Tag Archives: XLIFF

Parsing, Recursion and Observer Pattern

I have worked for a while now with two serializations of the XLIFF Object Model: XLIFF and JLIFF (which is still in draft). I have had occasion to write out each as the result of parsing some proprietary content format in order to facilitate easy interoperability within our tool chain, and round-tripping one serialization with the other.

Whilst both are hierarchical formats when parsing them recursively they require different strategies.

With XLIFF (XML) each opening element has all of its attributes available immediately. This means you can construct an object graph as you go: instantiate the object, set all of its attributes and make any decisions based on them, and add the object to a stack so that you can keep track of where you are in the object model. This all works nicely with the Observer pattern: you can subscribe to events which fire upon each new element no matter how nested.

<xliff xmlns="urn:oasis:names:tc:xliff:document:2.0" version="" srcLang="">
<file id="f1">
<group id="g1" type="cms:field">
<unit id="u1" type="cms:slug">
<segment id="s1">
<source>/>
<target/>
</segment>
</unit>
</group>
</file>
</xliff>

With JLIFF (json) you have to wait (assuming you’re doing a depth-first token read) to read all of the properties of nested objects until you can access all the properties of the parents. Thus you have to build an object graph before you can then traverse it again and use the Observer pattern in an efficient way to build another representation.

{
"jliff": "2.1",
"srcLang": "en-US",
"trgLang": "fr-FR",
"files": [
{
"id": "f1",
"kind": "file",
"subfiles": [
{
"canResegment": "no",
"id": "u2",
"kind": "unit",
"locQualityIssues": {
"items": []
},
"notes": [],
"subunits": [
{
"canResegment": "no",
"id": "s2",
"kind": "segment",
"source": [],
"target": []
}
]
},
]
}
]
}

Differences are also apparent when dealing with items which require nesting to convey their semantics. This classically happens in localization with trying to represent rich text (text with formatting).

XLIFF handles this nicely when serialized.

<source>Vacation homes in <sc id="fmt1" disp="underline" type="fmt" subType="xlf:u" dataRef=""/>Orlando<ec dataRef=""/>

Whilst JLIFF is somewhat fragmented.

"source": [
{
"text": "Vacation homes in "
},
{
"id": "mrk1",
"kind": "sm",
"type": "term"
},
{
"text": "Orlando"
},
{
"kind": "em",
"startRef": {
"token": "mrk1"
}
}
]

Content Interoperability

I am working on a project which is very familiar in the localization industry: moving content from the Content Management System (CMS) in which it is authored to a Translation Management System (TMS) in which it will be localized and then moved back to the CMS for publication.

These seemingly straight-forward scenarios often require far more effort than seems worthy. As the developer working on the interoperability you often have to have:

  • Knowledge of the CMS API and content model. (The content model being the representation which the article has inside the CMS and when exported.
  • Knowledge of the TMS API and the content formats that it is capable of parsing/filtering.

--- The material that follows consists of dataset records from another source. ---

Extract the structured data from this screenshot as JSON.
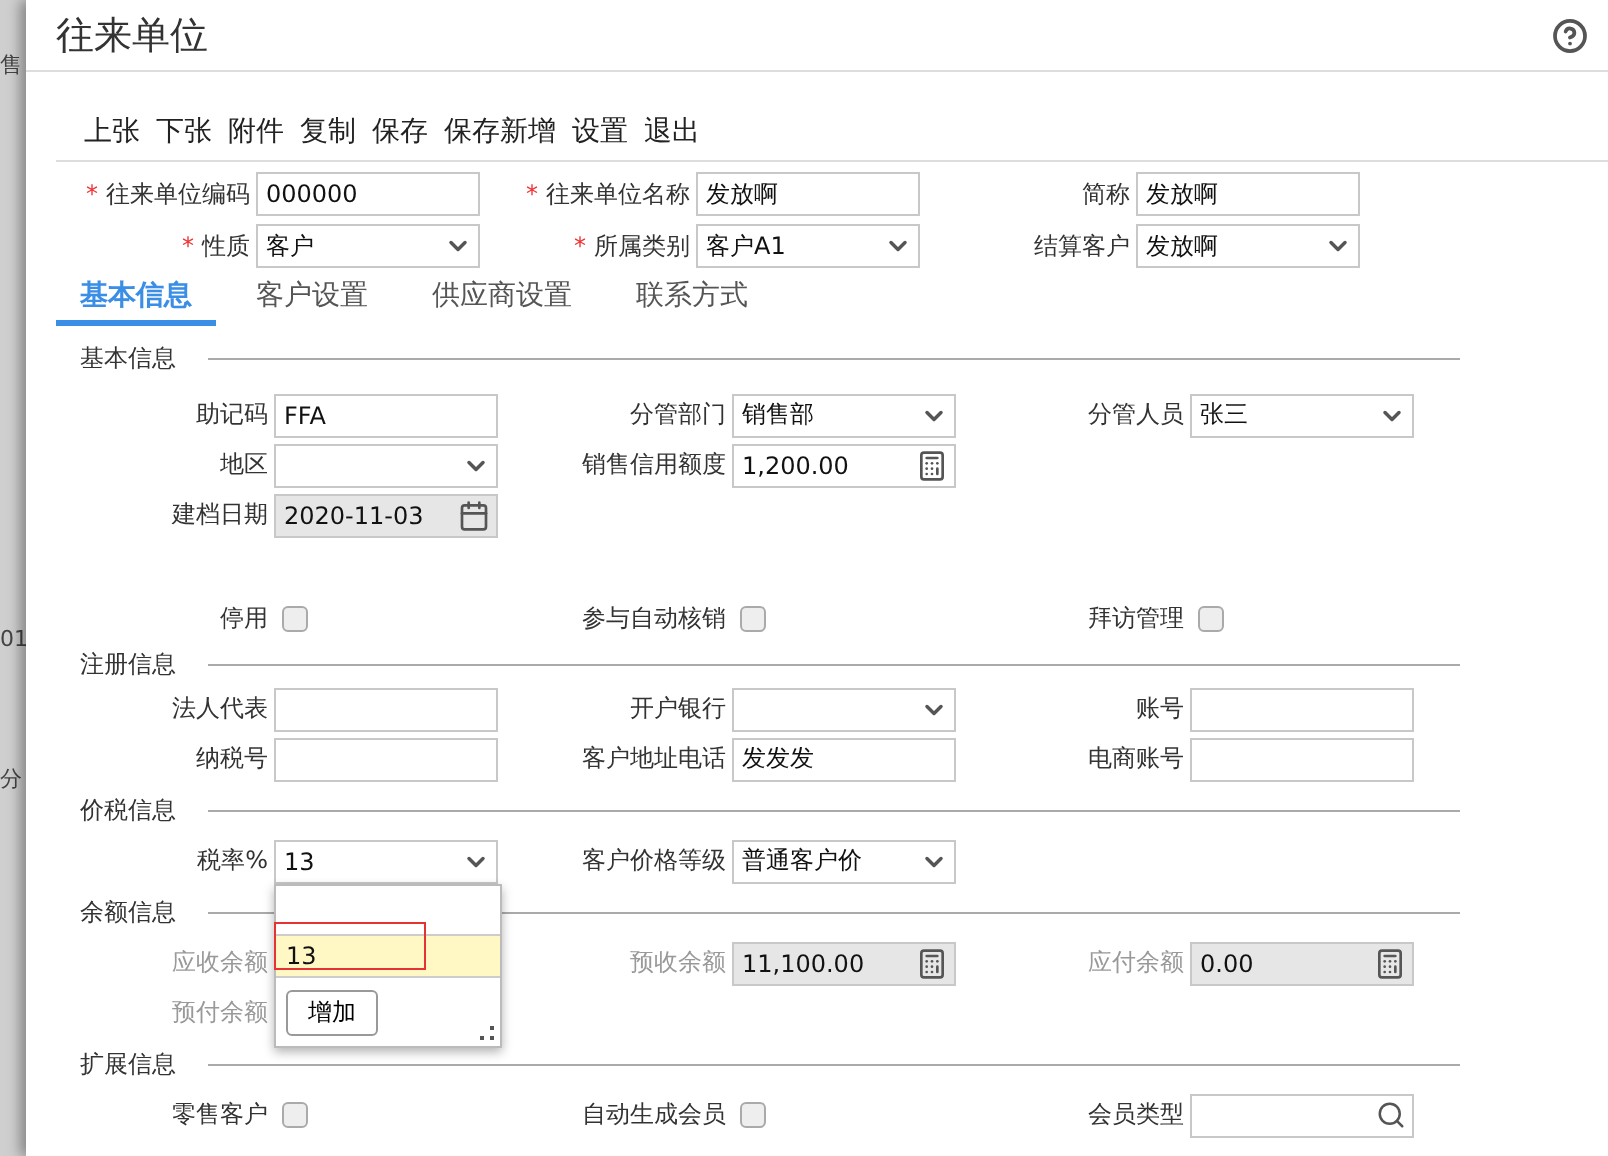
{
  "backdrop": [
    "售",
    "01",
    "分"
  ],
  "window": {
    "title": "往来单位"
  },
  "toolbar": [
    "上张",
    "下张",
    "附件",
    "复制",
    "保存",
    "保存新增",
    "设置",
    "退出"
  ],
  "header_rows": [
    [
      {
        "kind": "text",
        "required_mark": "*",
        "label": "往来单位编码",
        "value": "000000"
      },
      {
        "kind": "text",
        "required_mark": "*",
        "label": "往来单位名称",
        "value": "发放啊"
      },
      {
        "kind": "text",
        "label": "简称",
        "value": "发放啊"
      }
    ],
    [
      {
        "kind": "select",
        "required_mark": "*",
        "label": "性质",
        "value": "客户"
      },
      {
        "kind": "select",
        "required_mark": "*",
        "label": "所属类别",
        "value": "客户A1"
      },
      {
        "kind": "select",
        "label": "结算客户",
        "value": "发放啊"
      }
    ]
  ],
  "tabs": [
    {
      "label": "基本信息",
      "selected": true
    },
    {
      "label": "客户设置",
      "selected": false
    },
    {
      "label": "供应商设置",
      "selected": false
    },
    {
      "label": "联系方式",
      "selected": false
    }
  ],
  "sections": [
    {
      "title": "基本信息",
      "rows": [
        [
          {
            "kind": "text",
            "label": "助记码",
            "value": "FFA"
          },
          {
            "kind": "select",
            "label": "分管部门",
            "value": "销售部"
          },
          {
            "kind": "select",
            "label": "分管人员",
            "value": "张三"
          }
        ],
        [
          {
            "kind": "select",
            "label": "地区"
          },
          {
            "kind": "money",
            "label": "销售信用额度",
            "value": "1,200.00"
          },
          null
        ],
        [
          {
            "kind": "date",
            "label": "建档日期",
            "value": "2020-11-03",
            "disabled": true
          },
          null,
          null
        ],
        [
          {
            "kind": "spacer"
          }
        ],
        [
          {
            "kind": "checkbox",
            "label": "停用",
            "checked": false
          },
          {
            "kind": "checkbox",
            "label": "参与自动核销",
            "checked": false
          },
          {
            "kind": "checkbox",
            "label": "拜访管理",
            "checked": false
          }
        ]
      ]
    },
    {
      "title": "注册信息",
      "rows": [
        [
          {
            "kind": "text",
            "label": "法人代表"
          },
          {
            "kind": "select",
            "label": "开户银行"
          },
          {
            "kind": "text",
            "label": "账号"
          }
        ],
        [
          {
            "kind": "text",
            "label": "纳税号"
          },
          {
            "kind": "text",
            "label": "客户地址电话",
            "value": "发发发"
          },
          {
            "kind": "text",
            "label": "电商账号"
          }
        ]
      ]
    },
    {
      "title": "价税信息",
      "rows": [
        [
          {
            "kind": "select",
            "label": "税率%",
            "value": "13",
            "open": true
          },
          {
            "kind": "select",
            "label": "客户价格等级",
            "value": "普通客户价"
          },
          null
        ]
      ]
    },
    {
      "title": "余额信息",
      "rows": [
        [
          {
            "kind": "covered",
            "label": "应收余额",
            "greyed_label": true
          },
          {
            "kind": "money",
            "label": "预收余额",
            "value": "11,100.00",
            "disabled": true,
            "greyed_label": true
          },
          {
            "kind": "money",
            "label": "应付余额",
            "value": "0.00",
            "disabled": true,
            "greyed_label": true
          }
        ],
        [
          {
            "kind": "covered",
            "label": "预付余额",
            "greyed_label": true
          },
          null,
          null
        ]
      ]
    },
    {
      "title": "扩展信息",
      "rows": [
        [
          {
            "kind": "checkbox",
            "label": "零售客户",
            "checked": false
          },
          {
            "kind": "checkbox",
            "label": "自动生成会员",
            "checked": false
          },
          {
            "kind": "lookup",
            "label": "会员类型"
          }
        ]
      ]
    }
  ],
  "dropdown": {
    "options": [
      {
        "kind": "blank",
        "selected": false
      },
      {
        "kind": "option",
        "label": "13",
        "selected": true
      }
    ],
    "button": "增加"
  }
}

In this project the CMS is built on top of a “document database” and stores and exports content in JSON format.

One of the complexities is that rich text (text which includes formatting such as text emphasis – bold, italic – and embedded metadata such as hyperlinks and pointers to images) cause sentences to become fragmented when exported.

For example. the text:

“For more information refer to our User’s Guide or Community Forum.”

Becomes:

{
"content": [
{
"value": "For more information refer to our ",
"nodeType": "text"
},
{
"data": { "uri": "https://ficticious.com/help" },
"content": [{
"value": "User's Guide",
"nodeType": "text"
}],
"nodeType": "hyperlink"
},
{
"value": " or Community Forum.",
"nodeType": "text"
}],
"nodeType": "document"
}

If I simply let the TMS parse the JSON I know it will present the rich text sentence as three segments rather than one and it will be frustrating for translators to relocate the hyperlink within the overall sentence. Ironically, JLIFF suffers from the same problem.

What I need is a structured format that has the flexibility to enable me to express the sentence as a single string but also have the high fidelity to convert back without information loss. Luckily the industry has the XML Localization Interchange File Format (XLIFF).

I have three choices for programming the conversion, all of which are open source:

I wanted to exercise my own code a bit so I went with the third option.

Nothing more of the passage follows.